Pink Grapefruit Thyme Vegan Shortbread (Print Version)

# Ingredients:

→ Grapefruit and Thyme Shortbread

01 - 240g unbleached all-purpose flour
02 - 100g icing sugar
03 - 0.5 tsp salt
04 - 1 tbsp freshly grated fine grapefruit zest
05 - 1 tbsp fresh thyme leaves
06 - 240g cold plant-based unsalted vegan butter, cut into 2.5cm cubes

→ Icing

07 - 200g icing (powdered) sugar, sifted
08 - 60g freshly squeezed and strained grapefruit juice
09 - Red or pink gel food coloring, optional
10 - Fresh thyme or pearl sugar, for garnish

# Instructions:

01 - Set oven to 150°C and line a 9-inch fluted tart pan with a removable base.
02 - Combine flour, icing sugar, salt, grapefruit zest, and thyme in a food processor. Pulse briefly to blend.
03 - With processor running, add cold cubed vegan butter gradually until the dough forms a rough ball.
04 - Press dough evenly into the tart pan, ensuring an even layer throughout.
05 - Transfer pan to oven and bake for 35–40 minutes, until firm and lightly golden at the edges.
06 - Remove baked shortbread and, while warm, use a sharp knife to cut into 16 equal wedges.

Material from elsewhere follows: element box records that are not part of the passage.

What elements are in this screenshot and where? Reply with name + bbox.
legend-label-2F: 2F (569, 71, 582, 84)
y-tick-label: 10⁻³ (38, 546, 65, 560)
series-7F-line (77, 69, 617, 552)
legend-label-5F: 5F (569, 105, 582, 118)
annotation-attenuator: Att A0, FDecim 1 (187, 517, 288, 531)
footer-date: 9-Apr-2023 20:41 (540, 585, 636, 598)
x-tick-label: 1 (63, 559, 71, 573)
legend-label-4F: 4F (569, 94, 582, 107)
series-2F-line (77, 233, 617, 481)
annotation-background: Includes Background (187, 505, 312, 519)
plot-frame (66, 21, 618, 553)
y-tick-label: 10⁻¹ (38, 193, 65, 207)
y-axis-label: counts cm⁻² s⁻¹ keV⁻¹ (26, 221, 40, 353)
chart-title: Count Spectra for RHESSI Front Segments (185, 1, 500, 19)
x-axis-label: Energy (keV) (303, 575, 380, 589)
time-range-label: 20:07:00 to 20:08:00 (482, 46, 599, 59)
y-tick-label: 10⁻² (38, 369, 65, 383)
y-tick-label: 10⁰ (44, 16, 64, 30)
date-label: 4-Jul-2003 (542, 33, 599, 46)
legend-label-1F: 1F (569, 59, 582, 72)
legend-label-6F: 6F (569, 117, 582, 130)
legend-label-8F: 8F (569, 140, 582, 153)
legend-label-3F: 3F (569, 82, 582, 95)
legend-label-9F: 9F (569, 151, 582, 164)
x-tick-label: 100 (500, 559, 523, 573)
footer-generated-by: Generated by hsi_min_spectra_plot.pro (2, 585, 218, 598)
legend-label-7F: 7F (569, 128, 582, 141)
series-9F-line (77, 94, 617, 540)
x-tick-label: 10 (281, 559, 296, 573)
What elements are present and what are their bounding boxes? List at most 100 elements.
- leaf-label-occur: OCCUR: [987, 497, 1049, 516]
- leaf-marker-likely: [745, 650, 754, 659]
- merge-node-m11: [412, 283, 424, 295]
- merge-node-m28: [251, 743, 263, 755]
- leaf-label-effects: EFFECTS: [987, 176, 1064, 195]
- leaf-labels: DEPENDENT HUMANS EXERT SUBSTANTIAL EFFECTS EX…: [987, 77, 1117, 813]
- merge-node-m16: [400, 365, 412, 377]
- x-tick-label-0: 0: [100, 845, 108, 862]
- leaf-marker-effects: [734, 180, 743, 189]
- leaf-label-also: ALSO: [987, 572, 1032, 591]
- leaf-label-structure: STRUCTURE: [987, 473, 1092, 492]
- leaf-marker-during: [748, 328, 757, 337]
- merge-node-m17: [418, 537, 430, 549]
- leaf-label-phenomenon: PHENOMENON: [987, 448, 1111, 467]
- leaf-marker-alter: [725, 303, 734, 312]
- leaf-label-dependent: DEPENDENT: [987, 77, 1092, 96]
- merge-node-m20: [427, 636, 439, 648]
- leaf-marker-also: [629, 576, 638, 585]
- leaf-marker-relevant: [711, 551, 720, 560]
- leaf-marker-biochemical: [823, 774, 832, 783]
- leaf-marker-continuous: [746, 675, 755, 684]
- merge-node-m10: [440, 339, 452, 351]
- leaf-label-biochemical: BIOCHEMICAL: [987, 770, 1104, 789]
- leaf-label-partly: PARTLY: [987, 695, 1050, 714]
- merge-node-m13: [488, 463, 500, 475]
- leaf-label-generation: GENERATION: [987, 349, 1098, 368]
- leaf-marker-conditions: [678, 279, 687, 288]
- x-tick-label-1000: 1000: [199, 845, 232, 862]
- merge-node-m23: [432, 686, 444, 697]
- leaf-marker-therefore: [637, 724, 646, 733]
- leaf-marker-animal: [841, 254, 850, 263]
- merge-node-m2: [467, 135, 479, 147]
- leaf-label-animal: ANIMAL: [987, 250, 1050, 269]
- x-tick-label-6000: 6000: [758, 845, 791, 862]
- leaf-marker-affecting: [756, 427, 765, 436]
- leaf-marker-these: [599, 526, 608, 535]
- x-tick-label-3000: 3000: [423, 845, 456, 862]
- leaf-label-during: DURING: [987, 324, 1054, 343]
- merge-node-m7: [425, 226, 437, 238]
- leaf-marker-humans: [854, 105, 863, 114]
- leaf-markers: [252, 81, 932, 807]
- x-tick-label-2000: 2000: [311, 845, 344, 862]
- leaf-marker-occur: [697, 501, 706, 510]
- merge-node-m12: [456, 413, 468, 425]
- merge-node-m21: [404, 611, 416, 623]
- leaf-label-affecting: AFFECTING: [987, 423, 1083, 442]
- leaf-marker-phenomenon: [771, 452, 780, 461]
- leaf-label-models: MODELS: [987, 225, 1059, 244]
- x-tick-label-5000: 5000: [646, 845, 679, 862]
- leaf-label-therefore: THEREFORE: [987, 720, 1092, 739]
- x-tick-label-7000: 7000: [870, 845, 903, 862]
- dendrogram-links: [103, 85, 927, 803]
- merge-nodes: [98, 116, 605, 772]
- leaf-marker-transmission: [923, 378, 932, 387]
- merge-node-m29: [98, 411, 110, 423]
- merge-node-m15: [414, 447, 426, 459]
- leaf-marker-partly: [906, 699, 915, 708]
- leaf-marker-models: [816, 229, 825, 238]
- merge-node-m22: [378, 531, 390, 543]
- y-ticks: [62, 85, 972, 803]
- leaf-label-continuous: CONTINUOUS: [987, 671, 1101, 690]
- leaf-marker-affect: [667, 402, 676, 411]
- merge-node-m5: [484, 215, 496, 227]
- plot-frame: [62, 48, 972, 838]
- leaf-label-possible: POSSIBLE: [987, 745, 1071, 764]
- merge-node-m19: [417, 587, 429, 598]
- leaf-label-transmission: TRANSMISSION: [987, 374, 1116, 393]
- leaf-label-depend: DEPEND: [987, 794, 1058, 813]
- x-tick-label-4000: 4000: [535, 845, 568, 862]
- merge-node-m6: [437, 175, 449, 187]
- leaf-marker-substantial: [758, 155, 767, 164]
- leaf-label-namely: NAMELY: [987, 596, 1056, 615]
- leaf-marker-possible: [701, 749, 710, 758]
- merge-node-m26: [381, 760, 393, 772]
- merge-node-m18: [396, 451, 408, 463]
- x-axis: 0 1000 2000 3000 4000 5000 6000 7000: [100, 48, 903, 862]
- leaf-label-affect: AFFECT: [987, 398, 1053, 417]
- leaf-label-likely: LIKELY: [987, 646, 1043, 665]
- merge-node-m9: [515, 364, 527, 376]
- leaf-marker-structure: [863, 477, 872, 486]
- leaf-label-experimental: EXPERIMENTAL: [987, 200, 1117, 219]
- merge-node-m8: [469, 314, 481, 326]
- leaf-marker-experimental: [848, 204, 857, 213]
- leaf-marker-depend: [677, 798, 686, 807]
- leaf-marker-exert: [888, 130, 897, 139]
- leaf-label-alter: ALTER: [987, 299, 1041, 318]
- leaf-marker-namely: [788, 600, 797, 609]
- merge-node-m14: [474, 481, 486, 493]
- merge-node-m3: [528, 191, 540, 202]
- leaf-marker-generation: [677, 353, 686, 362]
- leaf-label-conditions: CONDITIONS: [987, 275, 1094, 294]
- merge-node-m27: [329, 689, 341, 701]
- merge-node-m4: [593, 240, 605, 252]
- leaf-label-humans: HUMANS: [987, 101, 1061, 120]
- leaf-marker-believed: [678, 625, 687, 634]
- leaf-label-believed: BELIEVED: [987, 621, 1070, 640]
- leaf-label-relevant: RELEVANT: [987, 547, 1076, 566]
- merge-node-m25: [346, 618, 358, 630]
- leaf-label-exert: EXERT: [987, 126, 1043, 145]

Cool completely in the pan before lifting out.
07 - Gradually whisk grapefruit juice into sifted icing sugar, adjusting juice for desired consistency. Add gel coloring if using.
08 - Once cookies are cool, dip tops into icing for a smooth layer. Place on wire rack and repeat for a second coat on all wedges.
09 - Decorate with fresh thyme or pearl sugar and let sit until icing is set and dry before serving.

# Notes:

01 - Ensure the vegan butter is well chilled for the best texture. Sifting icing sugar for the glaze prevents lumps and yields a glossy finish.